I remember seeing a seminar about this and if certain genes are disrupted, the ability to “retain” the memory is lost.

That’s a much more complicated problem than you probably realize. Mind you, I don’t mean it’s hard, because it isn’t. But the problem almost certainly doesn’t mean what you think it means.

There have been some experiments done with various birds and mammals that claim to show that they can do addition: You give your test animal a choice between, say, a stack of three crackers, or two stacks of crackers with two crackers per stack, and see which one the animal chooses. But if the animal chooses the two stacks, that doesn’t necessarily mean that it’s adding, because it isn’t necessarily interpreting the stacks as separate objects. It might not be looking at those stacks and thinking “That’s 2+2 crackers”; it might just be thinking “That’s 4 crackers”, or even just “that’s more crackers than the other choice”.
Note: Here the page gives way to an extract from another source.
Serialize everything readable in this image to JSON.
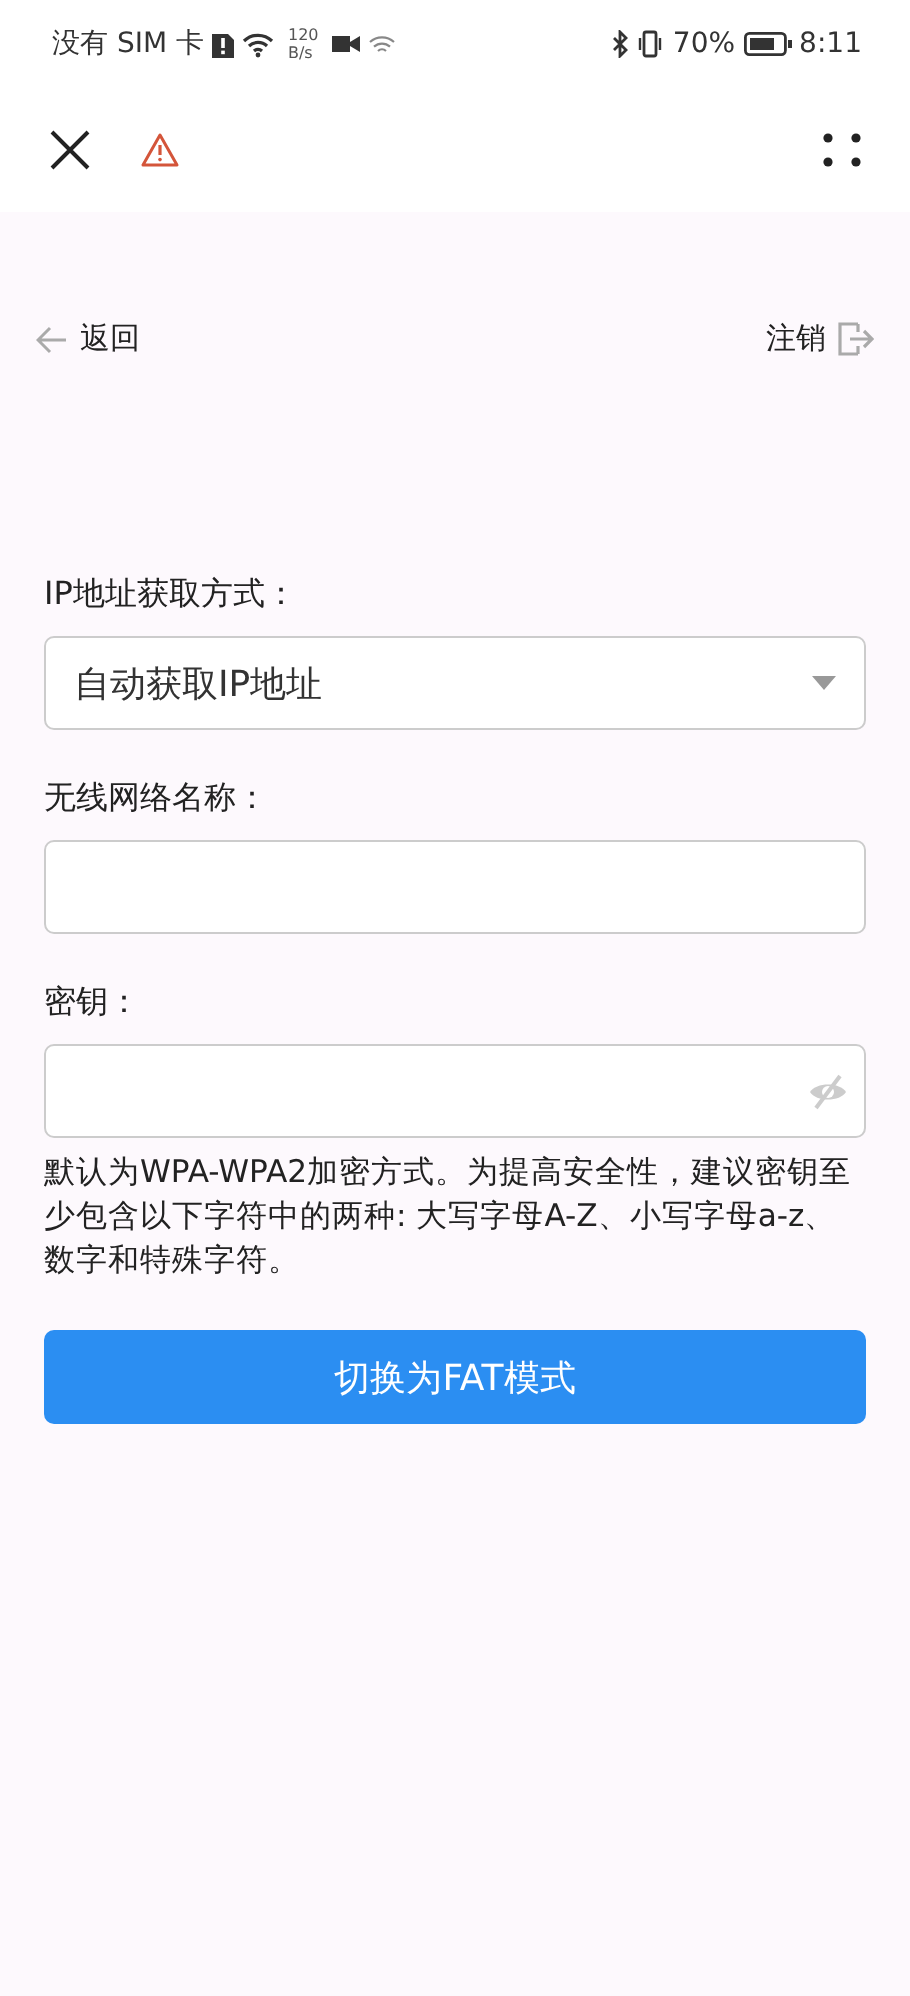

With humans, what we mean when we say a person can do addition isn’t that they can count up stacks; what we usually mean is that the person can manipulate symbols in a particular way. But the really significant part about that isn’t the addition itself; it’s the act of associating those abstract symbols with real quantities. So you really shouldn’t be asking if animals can add; you should be asking if they can work with abstract symbols. And you should also be asking whether that ability is really part of what you think of as “intelligence”.

dasmoocher mentioned classical conditioning of fruit flies, but you can also do it with spiders. Smithsonian Magazine — The CIA’s Most Highly-Trained Spies Weren’t Even...

I don’t know that I’d call classical conditioning “intelligence” per se, but it’s definitely learning and recognition of novel patterns. Huh, I suppose “recognition” is a form of “cognition!” :eek:

It’s possible to classically condition flatworms, so if your definition of “intelligence” is “the ability to form new associations based on environmental stimuli” then pretty much all animals more complex than sponges are probably intelligent. I’d probably call that “sentient” instead of “intelligent,” but it’s still a damn sight better than virtually anything humans have built yet. “Intelligent” is something I’d reserve for higher-level cognitive functions, maybe “able to recognize similarities between a novel situation and a familiar one, and apply behaviors that are likely to be adaptive based on those similarities.” That’s probably a terrible definition, but a naive definition runs into the same problems you get with naive definitions of “species” or “alive,” which were developed before we knew how to probe into them more deeply and reveal that there isn’t a bright dividing line between X and not-X.

That’s a great story. I can’t help but wonder what the guys who just wanted to pee were thinking about the crazy guy in the bathroom.

Planarians can of course be conditioned. One that created a lot of interest (now discredited) was Memory RNA.

I would say not true intelligence.For one insects can hardly see what is in front of them and even they could see they would not know what they are looking at.They are not self aware like humans.And when insects get scared and move away:o:o:o it is not a adrenaline pump like humans get !! I may be killed or hurt! really bad!!

Ever tried to touch a spider ? To see the spider run very fast may be two feet away and some times even less than stop like nothing happen?Now put a human in a forest and big animal going after the person.Do you think she or he would run 50 feet than stop!!! No way!! The person would run for miles.